We all know a natural gas leak reeks of rotten eggs. But what does an excess of carbon monoxide smell like? Absolutely nothing.
"Carbon monoxide is a colorless, odorless -- but toxic and potentially deadly -- gas emitted by common household appliances," says Tom Russo, president of First Alert. And whether you live in a mansion or a fifth-floor walk-up, everyone risks exposure to carbon monoxide poisoning because it originates from anything that burns fuel. That means furnaces, stoves, water heaters, grills, fireplaces, and cars.
In fact, according to the Centers for Disease Control and Prevention, carbon monoxide poisoning is the leading cause of accidental poisoning, responsible for about 400 deaths a year and sending an additional 20,000 people to the emergency room.
Read on to learn how to protect yourself and your family from this quiet killer in your home.
What is carbon monoxide?
Whenever you burn fossil fuels such as gas, coal, oil, and wood -- which contain carbon -- carbon monoxide (CO) is produced. As long as devices that burn these fuels are properly installed and maintained, very little is produced, but if the burner isn't getting enough oxygen to bind to the carbon to produce harmless carbon dioxide (CO2), or if there isn't enough ventilation, you could end up with a dangerous amount of carbon monoxide.
Why is carbon monoxide poisoning deadly?
When you breathe, oxygen binds to the hemoglobin in your blood and then gets delivered to your vital organs. Carbon monoxide binds 240 times better to hemoglobin than oxygen, so inhaling carbon monoxide displaces the oxygen in your blood. You get sick when your vital organs and tissues become oxygen-deprived, causing many people to pass out.
What are the symptoms?
Diagnosing carbon monoxide poisoning can be tricky, because symptoms mimic those of other illnesses (such as the flu). The signs to watch for include nausea, headaches, dizziness, weakness, chest pain, and vomiting. Carbon monoxide poisoning may occur sooner in young children, the elderly, people with lung or heart disease, and smokers. Sleeping people can die before they exhibit any symptoms.
How to prevent carbon monoxide poisoning
- Install CO alarms! Alarms are the only way to detect carbon monoxide, yet nearly half of all Americans don't have them in their homes.The National Fire Protection Association recommends installing a carbon monoxide alarm on each level of a house and in a central location outside each sleeping area. Do a monthly alarm test and change batteries every six months. Since prolonged exposure to low-level carbon monoxide has been proven to be harmful to those with a weak or compromised immune system, consider an alarm that can detect both high- and low-level carbon monoxide. If any carbon monoxide alarm sounds, leave your home immediately and call 911.

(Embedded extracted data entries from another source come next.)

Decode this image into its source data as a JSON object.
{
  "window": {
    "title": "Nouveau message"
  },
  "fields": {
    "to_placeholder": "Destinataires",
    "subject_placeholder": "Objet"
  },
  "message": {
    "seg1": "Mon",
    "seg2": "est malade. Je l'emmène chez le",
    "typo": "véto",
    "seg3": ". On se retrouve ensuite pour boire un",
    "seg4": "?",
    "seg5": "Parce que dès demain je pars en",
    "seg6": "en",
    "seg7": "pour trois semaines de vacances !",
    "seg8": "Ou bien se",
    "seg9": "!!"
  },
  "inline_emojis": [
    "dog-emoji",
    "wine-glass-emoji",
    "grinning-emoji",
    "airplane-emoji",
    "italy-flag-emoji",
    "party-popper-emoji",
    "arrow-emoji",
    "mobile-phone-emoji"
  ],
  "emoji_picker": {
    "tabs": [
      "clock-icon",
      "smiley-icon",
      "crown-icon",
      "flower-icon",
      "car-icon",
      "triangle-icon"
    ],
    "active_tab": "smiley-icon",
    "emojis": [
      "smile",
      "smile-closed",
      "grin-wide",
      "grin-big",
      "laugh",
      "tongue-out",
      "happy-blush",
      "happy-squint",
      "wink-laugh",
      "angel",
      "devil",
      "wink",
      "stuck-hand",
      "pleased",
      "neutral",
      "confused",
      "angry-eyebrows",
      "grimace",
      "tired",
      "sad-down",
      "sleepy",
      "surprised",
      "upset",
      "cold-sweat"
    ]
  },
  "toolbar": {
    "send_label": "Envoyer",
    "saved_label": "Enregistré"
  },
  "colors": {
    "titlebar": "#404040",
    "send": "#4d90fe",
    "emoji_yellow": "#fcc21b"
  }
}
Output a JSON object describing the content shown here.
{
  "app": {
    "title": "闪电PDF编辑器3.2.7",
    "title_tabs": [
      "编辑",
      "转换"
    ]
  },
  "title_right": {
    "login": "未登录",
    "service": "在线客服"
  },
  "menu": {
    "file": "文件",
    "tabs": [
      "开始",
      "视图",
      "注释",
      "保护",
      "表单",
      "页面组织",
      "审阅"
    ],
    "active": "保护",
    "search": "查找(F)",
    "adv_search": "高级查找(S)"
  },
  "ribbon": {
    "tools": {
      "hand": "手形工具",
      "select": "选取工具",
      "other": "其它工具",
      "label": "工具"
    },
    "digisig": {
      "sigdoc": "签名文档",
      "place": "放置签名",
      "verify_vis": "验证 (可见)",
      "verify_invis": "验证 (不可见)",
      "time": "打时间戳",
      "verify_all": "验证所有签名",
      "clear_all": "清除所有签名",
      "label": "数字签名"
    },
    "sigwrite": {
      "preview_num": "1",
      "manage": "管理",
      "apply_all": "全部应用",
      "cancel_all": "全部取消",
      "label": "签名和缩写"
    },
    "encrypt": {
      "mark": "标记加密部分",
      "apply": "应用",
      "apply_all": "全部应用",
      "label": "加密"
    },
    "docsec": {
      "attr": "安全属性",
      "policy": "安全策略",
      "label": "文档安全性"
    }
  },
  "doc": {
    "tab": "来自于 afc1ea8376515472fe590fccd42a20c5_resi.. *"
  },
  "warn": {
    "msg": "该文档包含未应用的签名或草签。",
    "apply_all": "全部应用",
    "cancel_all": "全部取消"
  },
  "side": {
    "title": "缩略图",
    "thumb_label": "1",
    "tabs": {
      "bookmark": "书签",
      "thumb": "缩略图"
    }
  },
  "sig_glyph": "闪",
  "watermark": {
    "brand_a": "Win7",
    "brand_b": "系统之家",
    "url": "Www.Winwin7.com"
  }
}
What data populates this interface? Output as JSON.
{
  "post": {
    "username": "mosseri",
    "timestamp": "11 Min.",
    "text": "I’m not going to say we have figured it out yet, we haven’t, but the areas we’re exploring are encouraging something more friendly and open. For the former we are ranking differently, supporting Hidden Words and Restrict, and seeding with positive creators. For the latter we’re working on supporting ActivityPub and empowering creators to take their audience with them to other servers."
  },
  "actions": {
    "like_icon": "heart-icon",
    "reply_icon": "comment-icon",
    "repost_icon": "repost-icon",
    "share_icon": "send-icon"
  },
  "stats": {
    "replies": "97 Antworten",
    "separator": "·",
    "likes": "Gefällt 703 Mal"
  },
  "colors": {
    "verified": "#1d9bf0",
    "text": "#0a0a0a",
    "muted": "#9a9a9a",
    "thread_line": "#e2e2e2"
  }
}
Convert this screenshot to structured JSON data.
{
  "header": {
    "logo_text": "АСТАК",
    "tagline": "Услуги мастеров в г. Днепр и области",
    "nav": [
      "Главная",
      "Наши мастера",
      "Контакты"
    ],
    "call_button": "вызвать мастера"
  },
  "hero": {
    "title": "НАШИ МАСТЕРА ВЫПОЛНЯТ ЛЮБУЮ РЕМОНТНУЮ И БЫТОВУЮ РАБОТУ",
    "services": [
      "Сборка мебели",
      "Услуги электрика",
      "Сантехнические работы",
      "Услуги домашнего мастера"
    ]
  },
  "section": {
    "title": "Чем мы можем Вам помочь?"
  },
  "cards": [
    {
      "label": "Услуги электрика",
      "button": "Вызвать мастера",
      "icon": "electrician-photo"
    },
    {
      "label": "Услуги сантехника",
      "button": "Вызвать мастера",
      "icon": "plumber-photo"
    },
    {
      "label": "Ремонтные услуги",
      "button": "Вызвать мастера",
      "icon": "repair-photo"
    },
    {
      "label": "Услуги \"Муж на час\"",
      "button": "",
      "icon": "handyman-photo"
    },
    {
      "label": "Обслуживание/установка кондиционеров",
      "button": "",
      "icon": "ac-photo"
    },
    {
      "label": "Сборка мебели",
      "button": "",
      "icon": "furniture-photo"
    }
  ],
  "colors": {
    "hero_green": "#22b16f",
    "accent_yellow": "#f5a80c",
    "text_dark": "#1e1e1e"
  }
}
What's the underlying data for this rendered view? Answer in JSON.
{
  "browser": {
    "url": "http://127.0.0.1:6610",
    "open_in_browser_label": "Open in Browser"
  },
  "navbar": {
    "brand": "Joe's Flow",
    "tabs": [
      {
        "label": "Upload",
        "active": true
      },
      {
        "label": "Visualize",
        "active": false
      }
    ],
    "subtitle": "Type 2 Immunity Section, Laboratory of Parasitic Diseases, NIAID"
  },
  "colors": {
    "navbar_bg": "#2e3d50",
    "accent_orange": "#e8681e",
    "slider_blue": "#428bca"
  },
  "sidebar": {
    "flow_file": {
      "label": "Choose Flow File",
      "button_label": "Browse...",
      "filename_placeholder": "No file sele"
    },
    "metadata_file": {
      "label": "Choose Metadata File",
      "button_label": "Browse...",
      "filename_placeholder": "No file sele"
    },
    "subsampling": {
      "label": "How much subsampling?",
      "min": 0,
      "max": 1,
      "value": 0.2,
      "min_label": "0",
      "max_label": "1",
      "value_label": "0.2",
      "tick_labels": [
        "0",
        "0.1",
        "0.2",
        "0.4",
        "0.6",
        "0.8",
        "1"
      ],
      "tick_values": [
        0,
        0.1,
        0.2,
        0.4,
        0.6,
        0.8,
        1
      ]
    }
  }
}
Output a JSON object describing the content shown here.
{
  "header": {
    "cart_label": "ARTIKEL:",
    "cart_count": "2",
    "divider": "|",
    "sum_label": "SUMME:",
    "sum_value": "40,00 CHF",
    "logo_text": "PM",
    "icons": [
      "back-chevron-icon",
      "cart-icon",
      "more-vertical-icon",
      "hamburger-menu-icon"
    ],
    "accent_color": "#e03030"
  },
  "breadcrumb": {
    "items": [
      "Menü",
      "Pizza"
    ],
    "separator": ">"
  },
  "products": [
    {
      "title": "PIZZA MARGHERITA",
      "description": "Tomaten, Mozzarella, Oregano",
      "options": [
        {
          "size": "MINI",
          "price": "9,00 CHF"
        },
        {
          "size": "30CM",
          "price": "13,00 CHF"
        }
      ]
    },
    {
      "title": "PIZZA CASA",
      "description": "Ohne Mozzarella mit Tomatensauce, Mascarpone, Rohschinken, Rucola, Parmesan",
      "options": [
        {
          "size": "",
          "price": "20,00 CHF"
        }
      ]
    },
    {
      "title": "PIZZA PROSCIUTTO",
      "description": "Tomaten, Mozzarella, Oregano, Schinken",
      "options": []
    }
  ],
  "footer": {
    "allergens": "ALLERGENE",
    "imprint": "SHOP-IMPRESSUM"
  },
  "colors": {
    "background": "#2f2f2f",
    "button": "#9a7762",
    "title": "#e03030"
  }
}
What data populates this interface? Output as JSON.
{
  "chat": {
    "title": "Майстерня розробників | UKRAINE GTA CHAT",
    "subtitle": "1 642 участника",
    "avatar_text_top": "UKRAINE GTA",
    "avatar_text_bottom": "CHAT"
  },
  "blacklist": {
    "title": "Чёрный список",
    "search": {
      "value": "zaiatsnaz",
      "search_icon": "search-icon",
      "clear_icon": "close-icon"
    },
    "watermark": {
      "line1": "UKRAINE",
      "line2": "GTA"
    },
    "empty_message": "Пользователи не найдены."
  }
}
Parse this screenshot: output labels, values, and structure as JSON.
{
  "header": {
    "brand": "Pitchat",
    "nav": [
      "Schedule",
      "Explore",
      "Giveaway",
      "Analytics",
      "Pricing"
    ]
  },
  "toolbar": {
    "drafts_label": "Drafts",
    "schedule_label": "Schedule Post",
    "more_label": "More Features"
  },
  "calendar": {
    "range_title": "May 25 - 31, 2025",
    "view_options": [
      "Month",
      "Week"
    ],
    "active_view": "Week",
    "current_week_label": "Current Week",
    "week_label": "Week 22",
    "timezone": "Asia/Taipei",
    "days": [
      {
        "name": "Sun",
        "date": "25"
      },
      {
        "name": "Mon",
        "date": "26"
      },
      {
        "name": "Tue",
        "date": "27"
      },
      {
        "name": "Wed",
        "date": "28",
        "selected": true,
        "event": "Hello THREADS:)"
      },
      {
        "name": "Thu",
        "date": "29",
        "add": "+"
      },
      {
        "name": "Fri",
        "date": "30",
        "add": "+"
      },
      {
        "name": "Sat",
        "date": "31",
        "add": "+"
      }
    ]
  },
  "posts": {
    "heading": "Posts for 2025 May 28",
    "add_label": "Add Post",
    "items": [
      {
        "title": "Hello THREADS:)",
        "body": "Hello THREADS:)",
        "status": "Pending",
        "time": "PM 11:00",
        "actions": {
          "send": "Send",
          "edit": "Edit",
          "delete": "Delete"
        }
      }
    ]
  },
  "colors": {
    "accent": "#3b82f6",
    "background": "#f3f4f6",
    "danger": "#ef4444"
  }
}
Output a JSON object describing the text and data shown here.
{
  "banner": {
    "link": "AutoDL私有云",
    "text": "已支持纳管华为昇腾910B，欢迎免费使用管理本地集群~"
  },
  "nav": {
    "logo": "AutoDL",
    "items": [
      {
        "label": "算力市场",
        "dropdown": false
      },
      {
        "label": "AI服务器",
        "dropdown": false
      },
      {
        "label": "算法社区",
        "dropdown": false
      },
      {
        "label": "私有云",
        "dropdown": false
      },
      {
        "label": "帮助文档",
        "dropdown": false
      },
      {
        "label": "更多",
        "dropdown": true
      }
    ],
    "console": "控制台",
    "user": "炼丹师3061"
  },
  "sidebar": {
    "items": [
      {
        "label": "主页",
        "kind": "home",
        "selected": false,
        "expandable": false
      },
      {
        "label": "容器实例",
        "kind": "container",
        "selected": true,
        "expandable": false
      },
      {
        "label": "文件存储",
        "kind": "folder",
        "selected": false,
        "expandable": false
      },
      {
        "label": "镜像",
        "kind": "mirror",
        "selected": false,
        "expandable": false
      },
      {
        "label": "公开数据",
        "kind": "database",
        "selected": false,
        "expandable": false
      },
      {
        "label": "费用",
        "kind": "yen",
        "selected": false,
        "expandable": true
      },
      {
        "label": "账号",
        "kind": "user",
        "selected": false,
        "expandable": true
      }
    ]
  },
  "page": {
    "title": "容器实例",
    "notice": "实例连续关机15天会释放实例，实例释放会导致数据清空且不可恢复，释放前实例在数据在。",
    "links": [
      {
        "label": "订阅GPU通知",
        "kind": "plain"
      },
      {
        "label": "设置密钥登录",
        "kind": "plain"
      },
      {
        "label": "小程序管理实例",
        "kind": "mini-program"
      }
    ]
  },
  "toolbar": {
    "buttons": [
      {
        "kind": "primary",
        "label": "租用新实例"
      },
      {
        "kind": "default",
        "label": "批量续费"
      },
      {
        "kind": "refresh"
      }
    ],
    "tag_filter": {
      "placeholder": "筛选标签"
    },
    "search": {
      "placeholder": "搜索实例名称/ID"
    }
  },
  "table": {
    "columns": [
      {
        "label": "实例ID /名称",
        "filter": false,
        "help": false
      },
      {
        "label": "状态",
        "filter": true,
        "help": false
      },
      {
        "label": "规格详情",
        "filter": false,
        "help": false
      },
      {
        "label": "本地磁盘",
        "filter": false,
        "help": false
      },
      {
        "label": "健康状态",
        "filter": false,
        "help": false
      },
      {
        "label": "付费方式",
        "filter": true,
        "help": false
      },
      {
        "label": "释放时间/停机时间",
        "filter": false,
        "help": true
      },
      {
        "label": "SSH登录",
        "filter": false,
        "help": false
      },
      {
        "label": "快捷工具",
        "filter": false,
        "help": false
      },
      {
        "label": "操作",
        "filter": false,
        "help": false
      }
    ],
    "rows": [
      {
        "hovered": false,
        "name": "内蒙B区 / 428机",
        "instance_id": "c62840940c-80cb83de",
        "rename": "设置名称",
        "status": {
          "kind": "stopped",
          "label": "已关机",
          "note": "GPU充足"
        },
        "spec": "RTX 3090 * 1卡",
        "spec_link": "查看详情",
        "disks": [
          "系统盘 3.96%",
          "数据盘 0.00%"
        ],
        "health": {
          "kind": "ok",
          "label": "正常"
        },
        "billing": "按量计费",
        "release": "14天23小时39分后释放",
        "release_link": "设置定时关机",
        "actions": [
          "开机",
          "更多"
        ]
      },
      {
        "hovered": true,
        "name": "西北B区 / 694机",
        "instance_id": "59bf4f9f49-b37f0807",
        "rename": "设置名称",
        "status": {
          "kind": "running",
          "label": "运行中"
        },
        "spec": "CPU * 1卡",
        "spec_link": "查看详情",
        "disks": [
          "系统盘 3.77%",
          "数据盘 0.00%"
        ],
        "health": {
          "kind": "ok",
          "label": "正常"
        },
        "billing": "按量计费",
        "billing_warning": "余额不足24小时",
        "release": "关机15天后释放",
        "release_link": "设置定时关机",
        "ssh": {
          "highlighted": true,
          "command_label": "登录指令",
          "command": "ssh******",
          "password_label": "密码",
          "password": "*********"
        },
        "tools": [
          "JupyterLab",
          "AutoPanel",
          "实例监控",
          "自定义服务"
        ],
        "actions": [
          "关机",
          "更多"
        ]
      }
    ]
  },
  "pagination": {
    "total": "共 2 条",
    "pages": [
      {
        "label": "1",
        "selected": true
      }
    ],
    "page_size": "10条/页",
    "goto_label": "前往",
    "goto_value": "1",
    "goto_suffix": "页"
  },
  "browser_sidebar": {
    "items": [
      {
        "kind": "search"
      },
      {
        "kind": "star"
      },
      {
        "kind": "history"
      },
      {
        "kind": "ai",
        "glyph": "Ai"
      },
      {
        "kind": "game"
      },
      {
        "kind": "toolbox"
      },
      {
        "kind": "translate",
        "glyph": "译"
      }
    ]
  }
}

- Indoor awareness: Never use generators, charcoal grills, camp stoves, or any gas-burning appliance indoors, in a garage, or in any confined area.
- Stove safety: The kitchen stove is a frequent source of carbon monoxide poisoning. Always run an exhaust fan when cooking, especially when the stove is left on for a long time. Periodically, open a window to allow fresh air to circulate.
- Be extra vigilant in winter: Nearly 41% of carbon monoxide exposure occurs during the winter months, when burning wood and other fuel is at a high. Have a qualified technician inspect fuel-burning appliances every year to detect any carbon monoxide leaks.
- Garage danger: Never leave a car running in an attached garage -- even if the garage door is open, because carbon monoxide emissions can still leak into your home.
In other words, carbon monoxide may be a stealth killer, but it's easy to keep the risk at bay as long as you take a few simple precautions to keep it out of your home.